Ça pourrait sembler léger sous certains angles, mais au contraire, parce que toutes les personnes du lycée, je les connais, je les connais même bien, j'en ai aidé certain face à leur problème, je les ai soutenus, je les ai fait sourire, et sans prévenir, ils se transforment tous en une meute de loup enragé, prête à te dévorer à tout instant, sans aucune pitié, sans aucun remord. Même pas un semble regretter ou quoi que ce soit. C'est encore pire que lundi, parce que lundi, ils me laissaient encore le bénéfice du doute, j'étais juste le seul témoin par rapport à la disparition de Kamala, un traître, peut-être, mais pas encore un meurtrier, à part pour les plus soupçonneux d'entre eux. Mais maintenant ça semble officiel et c'est tellement insupportable.

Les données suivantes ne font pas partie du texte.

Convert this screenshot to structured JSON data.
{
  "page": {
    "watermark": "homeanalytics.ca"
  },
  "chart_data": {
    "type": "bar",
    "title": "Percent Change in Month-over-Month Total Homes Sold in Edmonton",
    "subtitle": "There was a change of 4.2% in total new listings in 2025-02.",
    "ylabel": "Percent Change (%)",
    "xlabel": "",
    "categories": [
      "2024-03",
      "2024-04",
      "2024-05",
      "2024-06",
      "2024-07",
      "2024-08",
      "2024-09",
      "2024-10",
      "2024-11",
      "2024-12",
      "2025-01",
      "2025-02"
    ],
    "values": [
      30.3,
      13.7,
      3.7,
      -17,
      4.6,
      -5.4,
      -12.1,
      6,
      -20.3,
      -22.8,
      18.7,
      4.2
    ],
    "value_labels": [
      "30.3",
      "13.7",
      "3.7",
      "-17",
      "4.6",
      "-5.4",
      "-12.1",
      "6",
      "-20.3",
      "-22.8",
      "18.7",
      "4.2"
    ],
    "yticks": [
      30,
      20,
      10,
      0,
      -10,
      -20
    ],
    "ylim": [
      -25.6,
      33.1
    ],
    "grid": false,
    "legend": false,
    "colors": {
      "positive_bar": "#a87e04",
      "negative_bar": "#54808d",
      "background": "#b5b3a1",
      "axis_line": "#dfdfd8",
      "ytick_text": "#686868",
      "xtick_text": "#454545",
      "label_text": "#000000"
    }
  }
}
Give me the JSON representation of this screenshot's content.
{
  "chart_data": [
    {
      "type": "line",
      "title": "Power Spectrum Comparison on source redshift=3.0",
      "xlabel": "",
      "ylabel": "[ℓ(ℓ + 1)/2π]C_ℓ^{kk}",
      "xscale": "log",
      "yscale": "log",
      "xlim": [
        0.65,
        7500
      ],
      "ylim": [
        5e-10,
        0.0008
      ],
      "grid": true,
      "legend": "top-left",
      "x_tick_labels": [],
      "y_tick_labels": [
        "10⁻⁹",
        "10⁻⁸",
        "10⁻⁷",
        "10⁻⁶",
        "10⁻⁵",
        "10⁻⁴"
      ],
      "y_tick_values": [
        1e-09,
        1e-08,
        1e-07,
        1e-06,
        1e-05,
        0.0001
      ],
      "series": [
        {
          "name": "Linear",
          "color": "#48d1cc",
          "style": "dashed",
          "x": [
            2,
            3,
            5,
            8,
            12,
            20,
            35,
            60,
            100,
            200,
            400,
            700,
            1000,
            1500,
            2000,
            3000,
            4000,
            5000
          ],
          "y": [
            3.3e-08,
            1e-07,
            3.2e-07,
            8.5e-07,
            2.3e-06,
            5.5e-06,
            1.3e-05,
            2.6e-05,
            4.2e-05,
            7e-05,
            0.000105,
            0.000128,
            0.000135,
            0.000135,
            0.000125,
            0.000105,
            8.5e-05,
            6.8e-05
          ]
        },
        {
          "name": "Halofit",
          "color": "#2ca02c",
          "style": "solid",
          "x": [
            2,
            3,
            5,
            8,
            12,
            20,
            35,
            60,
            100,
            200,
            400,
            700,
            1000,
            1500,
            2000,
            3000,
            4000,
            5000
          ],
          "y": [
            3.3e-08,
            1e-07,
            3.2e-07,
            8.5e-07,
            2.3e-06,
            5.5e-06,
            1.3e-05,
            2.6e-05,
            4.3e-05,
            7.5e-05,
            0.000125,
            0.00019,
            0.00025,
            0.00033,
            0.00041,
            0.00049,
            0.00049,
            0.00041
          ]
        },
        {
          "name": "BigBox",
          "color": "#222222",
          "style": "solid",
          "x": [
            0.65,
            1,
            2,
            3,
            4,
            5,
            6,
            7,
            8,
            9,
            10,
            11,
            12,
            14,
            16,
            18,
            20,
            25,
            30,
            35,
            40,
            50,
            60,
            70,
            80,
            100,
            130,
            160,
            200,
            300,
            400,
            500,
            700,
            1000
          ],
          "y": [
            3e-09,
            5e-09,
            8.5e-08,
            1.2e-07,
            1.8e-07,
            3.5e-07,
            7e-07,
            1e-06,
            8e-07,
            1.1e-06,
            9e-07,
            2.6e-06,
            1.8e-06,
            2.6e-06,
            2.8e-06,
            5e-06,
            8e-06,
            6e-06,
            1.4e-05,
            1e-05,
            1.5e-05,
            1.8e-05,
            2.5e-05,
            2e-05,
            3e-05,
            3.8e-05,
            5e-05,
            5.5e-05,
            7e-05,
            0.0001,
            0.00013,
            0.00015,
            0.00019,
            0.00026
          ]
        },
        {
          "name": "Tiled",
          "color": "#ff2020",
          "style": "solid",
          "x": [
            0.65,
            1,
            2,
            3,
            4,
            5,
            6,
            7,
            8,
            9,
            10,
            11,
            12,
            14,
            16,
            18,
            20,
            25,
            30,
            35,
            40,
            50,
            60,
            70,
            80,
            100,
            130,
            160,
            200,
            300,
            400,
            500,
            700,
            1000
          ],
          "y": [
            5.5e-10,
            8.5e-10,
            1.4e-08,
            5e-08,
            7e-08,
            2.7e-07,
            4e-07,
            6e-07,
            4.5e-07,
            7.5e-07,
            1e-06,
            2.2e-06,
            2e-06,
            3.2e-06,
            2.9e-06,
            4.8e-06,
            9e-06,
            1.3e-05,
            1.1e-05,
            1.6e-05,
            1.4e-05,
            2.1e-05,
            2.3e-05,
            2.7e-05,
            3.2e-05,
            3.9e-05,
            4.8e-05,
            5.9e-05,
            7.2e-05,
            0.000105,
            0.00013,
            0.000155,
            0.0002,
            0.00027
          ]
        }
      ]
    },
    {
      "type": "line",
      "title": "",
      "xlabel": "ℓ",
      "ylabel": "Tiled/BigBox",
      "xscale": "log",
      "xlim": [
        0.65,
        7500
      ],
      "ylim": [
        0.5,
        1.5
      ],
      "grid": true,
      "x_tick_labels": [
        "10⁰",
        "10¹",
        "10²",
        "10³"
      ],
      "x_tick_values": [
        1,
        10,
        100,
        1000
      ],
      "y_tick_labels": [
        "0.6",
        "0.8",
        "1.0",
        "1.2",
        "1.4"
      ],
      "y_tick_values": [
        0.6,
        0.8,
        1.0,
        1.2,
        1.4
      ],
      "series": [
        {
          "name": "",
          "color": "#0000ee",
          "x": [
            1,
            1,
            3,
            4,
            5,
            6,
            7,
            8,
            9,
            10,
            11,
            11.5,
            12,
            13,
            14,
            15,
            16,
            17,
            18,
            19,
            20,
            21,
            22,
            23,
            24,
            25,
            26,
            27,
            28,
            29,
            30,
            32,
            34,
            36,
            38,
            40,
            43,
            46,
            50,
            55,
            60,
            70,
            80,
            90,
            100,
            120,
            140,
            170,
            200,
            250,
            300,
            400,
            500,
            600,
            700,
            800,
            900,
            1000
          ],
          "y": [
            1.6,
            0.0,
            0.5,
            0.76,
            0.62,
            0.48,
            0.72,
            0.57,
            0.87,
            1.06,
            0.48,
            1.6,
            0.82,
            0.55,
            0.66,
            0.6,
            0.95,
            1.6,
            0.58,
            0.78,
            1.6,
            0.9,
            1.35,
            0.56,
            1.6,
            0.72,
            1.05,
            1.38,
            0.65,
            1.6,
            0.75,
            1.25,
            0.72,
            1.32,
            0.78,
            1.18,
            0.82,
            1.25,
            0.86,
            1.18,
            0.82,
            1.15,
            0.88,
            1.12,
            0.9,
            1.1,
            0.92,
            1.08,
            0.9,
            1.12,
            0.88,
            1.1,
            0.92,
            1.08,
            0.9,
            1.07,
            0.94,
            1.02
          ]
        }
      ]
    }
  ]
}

Je crois que pour la première fois, je me rends vraiment compte de la chance inestimable que j'ai d'avoir Djalu qui supporte autant que moi toutes cette histoire sans même songer à se plaindre. J'ai toujours su que c'est et ce sera éternellement le meilleur ami que je puisse avoir, mais dans une situation aussi éprouvante que ça, j'en ai la preuve définitive et incontestable. Je crois qu'actuellement, les membres de la famille Snow sont les seuls à n'avoir aucun doute par rapport à moi tout en ayant connaissance de toute l'histoire. Rien d'étonnant, ce sont aussi les seuls à me connaître réellement et à vraiment savoir que j'en serais totalement incapable. Tous les autres, surtout ceux de mon âge, pensent sûrement que vu comme je ne parle pas souvent de ma vie, il doit forcément y avoir quelque chose qui ne va pas. Apparemment, ils ont maintenant tous trouvé l'énorme problème.

Pour améliorer encore ma journée, ma mère tente à plusieurs reprises de me joindre, même en cours et je me suis aperçu trop tard que mon téléphone n'était plus en mode silence, résultat des courses, mon prof de maths me l'a confisqué, pour ensuite de dire devant tout le monde : « votre mère tente de vous rappeler, c'est peut-être importance »; ce auquel j'ai répondu un magnifique : « non, je m'en fous »; sans trop réfléchir, sachant très bien qu'il n'y a aucune raison indispensable qu'elle m'appelle, mais il me semble que ni le prof, ni le reste des élèves n'ont réellement apprécié ma réponse totalement naturelle au point que j'ai gagné une heure de colle pour irrespect. Je suis tellement dépité par ma journée, que je ne réagis même pas vraiment à la nouvelle... Tout le monde a un peu trop tendance à aller contre moi et je commence à ne plus le supporter du tout, j'ai juste envie qu'on me fiche la paix... Je ne demande rien de plus, je veux simplement être... oublié. Je n'ai jamais autant rêver de disparaître.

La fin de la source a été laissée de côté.